In this Rapid Communication, a set of ${}^{209}\mathrm{Bi}$-nuclear magnetic resonance (NMR)/nuclear quadrupole resonance (NQR) measurements has been performed to investigate the physical properties of superconducting (SC) ${\mathrm{BaTi}}_2{\mathrm{Bi}}_2\mathrm{O}$ from a microscopic point of view. The NMR and NQR spectra at 5 K can be reproduced with a nonzero in-plane anisotropic parameter $\eta$, indicating the breaking of the in-plane fourfold symmetry at the Bi site without any magnetic order, i.e., “the electronic nematic state.” In the SC state, the nuclear spin-lattice relaxation rate divided by temperature, $1/T_{1}T$, does not change even below $T_{\mathrm{c}}$, while a clear SC transition was observed with a diamagnetic signal.
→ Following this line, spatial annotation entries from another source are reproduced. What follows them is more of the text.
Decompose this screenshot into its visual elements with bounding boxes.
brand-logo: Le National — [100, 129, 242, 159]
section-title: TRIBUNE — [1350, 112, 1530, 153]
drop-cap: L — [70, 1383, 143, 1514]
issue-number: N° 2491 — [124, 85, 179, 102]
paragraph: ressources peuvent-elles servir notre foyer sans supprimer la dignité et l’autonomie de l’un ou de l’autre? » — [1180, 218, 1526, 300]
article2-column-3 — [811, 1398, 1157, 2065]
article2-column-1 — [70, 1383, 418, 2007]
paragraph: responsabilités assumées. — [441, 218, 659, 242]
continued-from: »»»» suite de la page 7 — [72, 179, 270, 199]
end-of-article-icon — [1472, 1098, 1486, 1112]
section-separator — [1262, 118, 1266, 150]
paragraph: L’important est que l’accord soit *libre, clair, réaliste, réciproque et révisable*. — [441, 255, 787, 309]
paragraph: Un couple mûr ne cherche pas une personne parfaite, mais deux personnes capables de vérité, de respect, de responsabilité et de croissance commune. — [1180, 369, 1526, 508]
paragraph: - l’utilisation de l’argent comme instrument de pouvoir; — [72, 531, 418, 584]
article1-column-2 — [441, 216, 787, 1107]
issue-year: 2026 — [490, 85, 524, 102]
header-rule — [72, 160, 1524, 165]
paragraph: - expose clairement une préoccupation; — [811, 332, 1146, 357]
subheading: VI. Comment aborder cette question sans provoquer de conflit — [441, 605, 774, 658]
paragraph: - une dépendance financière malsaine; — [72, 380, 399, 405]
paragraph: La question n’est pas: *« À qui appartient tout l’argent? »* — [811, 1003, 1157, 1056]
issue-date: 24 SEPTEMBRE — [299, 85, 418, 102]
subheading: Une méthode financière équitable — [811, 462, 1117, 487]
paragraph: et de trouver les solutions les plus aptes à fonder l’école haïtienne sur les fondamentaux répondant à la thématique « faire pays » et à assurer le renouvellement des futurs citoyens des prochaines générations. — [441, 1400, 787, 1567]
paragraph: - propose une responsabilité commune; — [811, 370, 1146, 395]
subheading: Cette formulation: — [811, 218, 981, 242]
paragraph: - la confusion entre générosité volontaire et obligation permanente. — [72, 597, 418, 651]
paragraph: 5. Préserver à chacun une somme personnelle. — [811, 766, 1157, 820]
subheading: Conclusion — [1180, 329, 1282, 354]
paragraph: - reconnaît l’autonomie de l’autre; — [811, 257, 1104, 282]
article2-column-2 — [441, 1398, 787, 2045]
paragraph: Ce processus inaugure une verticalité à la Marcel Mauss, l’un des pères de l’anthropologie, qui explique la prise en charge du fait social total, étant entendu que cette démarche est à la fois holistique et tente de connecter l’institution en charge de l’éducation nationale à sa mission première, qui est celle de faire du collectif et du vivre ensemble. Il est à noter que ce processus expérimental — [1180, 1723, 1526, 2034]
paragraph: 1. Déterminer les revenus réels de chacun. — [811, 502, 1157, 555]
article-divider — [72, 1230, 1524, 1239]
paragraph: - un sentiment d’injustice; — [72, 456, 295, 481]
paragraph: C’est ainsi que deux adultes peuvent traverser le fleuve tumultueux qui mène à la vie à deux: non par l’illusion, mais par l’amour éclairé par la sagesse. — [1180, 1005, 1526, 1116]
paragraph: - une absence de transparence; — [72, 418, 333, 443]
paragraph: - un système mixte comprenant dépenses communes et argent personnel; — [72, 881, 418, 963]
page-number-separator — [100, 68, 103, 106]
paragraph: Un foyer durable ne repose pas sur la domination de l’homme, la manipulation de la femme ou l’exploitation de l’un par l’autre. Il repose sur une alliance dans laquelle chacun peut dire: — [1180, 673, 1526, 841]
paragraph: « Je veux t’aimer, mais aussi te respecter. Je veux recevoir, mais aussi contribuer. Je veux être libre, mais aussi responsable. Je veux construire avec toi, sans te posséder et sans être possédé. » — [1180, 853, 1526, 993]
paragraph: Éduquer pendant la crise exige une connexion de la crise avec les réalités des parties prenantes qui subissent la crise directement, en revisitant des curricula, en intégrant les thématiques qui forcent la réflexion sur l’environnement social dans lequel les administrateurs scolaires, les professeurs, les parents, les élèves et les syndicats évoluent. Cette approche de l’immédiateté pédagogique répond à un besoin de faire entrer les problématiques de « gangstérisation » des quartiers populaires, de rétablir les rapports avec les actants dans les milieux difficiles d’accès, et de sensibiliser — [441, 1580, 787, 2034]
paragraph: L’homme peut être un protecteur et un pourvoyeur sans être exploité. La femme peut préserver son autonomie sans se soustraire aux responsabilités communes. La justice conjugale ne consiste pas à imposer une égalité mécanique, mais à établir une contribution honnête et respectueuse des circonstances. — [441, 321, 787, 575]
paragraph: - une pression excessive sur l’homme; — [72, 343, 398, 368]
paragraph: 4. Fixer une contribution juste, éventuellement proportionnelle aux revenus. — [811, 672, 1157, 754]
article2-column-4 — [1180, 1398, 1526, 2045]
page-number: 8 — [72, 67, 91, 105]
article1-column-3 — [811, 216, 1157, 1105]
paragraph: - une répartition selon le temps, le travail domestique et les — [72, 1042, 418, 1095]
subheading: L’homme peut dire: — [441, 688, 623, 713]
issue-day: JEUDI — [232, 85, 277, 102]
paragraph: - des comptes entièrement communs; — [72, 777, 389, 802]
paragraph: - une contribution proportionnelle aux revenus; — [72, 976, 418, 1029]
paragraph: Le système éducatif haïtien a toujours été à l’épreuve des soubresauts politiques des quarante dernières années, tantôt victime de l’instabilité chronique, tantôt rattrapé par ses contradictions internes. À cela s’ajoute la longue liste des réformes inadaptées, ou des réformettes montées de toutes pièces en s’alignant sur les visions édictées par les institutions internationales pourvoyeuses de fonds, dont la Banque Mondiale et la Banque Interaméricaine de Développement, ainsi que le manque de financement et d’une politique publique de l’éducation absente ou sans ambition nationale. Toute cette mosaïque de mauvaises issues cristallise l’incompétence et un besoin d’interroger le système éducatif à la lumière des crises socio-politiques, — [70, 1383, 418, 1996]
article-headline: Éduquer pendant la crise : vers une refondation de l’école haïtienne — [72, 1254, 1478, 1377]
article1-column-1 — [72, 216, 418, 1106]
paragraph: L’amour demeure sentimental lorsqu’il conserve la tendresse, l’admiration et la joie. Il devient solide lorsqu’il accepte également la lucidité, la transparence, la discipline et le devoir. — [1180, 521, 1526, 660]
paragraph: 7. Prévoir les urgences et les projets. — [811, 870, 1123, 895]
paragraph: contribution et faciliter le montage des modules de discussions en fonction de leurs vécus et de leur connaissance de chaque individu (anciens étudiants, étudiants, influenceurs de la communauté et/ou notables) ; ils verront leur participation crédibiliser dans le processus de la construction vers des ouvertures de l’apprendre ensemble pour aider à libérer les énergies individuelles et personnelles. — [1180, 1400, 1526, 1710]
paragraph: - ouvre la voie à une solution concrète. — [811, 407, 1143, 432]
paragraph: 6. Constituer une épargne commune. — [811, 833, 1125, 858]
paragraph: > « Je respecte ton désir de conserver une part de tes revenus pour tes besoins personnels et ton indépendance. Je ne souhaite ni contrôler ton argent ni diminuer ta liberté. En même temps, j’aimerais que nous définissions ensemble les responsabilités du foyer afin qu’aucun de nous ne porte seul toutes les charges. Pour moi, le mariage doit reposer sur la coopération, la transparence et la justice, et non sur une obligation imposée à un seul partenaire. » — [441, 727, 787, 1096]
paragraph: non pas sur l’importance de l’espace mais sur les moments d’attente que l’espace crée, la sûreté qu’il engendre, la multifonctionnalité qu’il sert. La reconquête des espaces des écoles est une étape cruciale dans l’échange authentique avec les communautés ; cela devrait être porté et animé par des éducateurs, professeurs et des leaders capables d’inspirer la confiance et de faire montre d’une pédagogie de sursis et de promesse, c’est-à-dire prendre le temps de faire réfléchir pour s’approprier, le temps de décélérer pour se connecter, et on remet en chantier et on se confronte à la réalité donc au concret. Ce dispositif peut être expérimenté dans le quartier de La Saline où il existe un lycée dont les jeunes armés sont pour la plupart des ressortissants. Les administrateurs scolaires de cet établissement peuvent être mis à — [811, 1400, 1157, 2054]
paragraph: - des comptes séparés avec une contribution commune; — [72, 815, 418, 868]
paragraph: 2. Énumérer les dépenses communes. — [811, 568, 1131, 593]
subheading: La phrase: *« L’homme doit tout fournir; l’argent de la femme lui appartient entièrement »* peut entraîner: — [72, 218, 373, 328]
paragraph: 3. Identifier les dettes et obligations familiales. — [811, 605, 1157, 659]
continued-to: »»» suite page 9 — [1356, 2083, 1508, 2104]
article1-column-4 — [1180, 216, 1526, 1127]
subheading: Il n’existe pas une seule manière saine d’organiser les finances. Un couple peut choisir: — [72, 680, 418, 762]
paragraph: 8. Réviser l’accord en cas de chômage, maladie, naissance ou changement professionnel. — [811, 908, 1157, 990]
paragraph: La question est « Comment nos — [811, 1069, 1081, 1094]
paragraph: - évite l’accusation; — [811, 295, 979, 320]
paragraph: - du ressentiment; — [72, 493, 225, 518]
This observation can be attributed to the strong two dimensionality in ${\mathrm{BaTi}}_2{\mathrm{Bi}}_2\mathrm{O}$. Comparing the NMR/NQR results among ${\mathrm{BaTi}}_{2}P{n}_2\mathrm{O}$ ($Pn=\text{As}$, Sb, and Bi), it was found that the normal and SC properties of ${\mathrm{BaTi}}_2{\mathrm{Bi}}_2\mathrm{O}$ were considerably different from those of ${\mathrm{BaTi}}_2{\mathrm{Sb}}_2\mathrm{O}$ and ${\mathrm{BaTi}}_2{\mathrm{As}}_2\mathrm{O}$, which might explain the two-dome structure of $T_{\mathrm{c}}$ in this system.

Figure 1

(a) Crystal structure of ${\mathrm{BaTi}}_{2}P{n}_2\mathrm{O}$. The figure of the crystal structure was modeled on the three-dimensional visualization program vesta [11]. (b) Electronic phase diagram of ${\mathrm{BaTi}}_2{\left({\mathrm{As}}_{1-y}{\mathrm{Sb}}_y\right)}_2\mathrm{O}$ and ${\mathrm{BaTi}}_2{\left({\mathrm{Sb}}_{1-x}{\mathrm{Bi}}_x\right)}_2\mathrm{O}$ [7]. SC denotes the superconducting phases. The open squares represent the CDW transition temperature $T_{\mathrm{A}}$. The solid circles represent the superconducting temperature $T_{\mathrm{c}}$ determined by magnetization and electrical resistivity measurements.

Figure 2

${}^{209}\mathrm{Bi}$-NQR spectra obtained by the frequency-swept method at 5 K. From the observed ${}^{209}\mathrm{Bi}$-NQR spectra, the quadrupole parameters for Bi nuclei are evaluated as shown in the figure. The solid red curves are the simulation of the NQR spectra using the estimated quadrupole parameters.

Figure 3

Field-swept ${}^{209}\mathrm{Bi}$-NMR spectra at (a) 5 K and (b) 50 K at 68.41 MHz. In addition, simulations of the NMR spectra are shown. At 5 K, the same NQR parameters as those for the NQR measurements are used for the simulation. The arrows indicate the magnetic field at which $T_1$ is measured.

Figure 4

Temperature dependence of $\eta$ deduced from the first and second largest NQR peaks ($\sim 10$ and 14 MHz). Inset: Temperature dependence of NQR frequency.

Figure 5

Temperature dependence of $1/T_{1}T$ at $\sim 10$ T. The dashed arrow indicates the temperature at which the anomaly was observed in the NMR spectrum $T_{\mathrm{anom}}$. Inset: Temperature dependence of $1/T_{1}T$ and ac susceptibility at 0 T. The solid arrow indicates the SC transition temperature $T_{\mathrm{c}}$.

Figure 6

Temperature dependence of $1/T_{1}T1/\left(T_{1}T{\gamma }^2\right)$ in ${\mathrm{BaTi}}_2{\mathrm{Bi}}_2\mathrm{O}$, ${\mathrm{BaTi}}_2{\mathrm{Sb}}_2\mathrm{O}$ [2], and ${\mathrm{BaTi}}_2{\mathrm{As}}_2\mathrm{O}$ [15]. For ${\mathrm{BaTi}}_2{\mathrm{Bi}}_2\mathrm{O}$, we plot the data at 10 T above 5 K and at 0 T below 5 K. For ${\mathrm{BaTi}}_2{\mathrm{As}}_2\mathrm{O}$, we use the angle average of $1/T_{1}T$ for simplicity. The dashed arrows indicate $T_{\mathrm{anom}}$ or $T_{\mathrm{A}}$. The solid arrows indicate $T_{\mathrm{c}}$.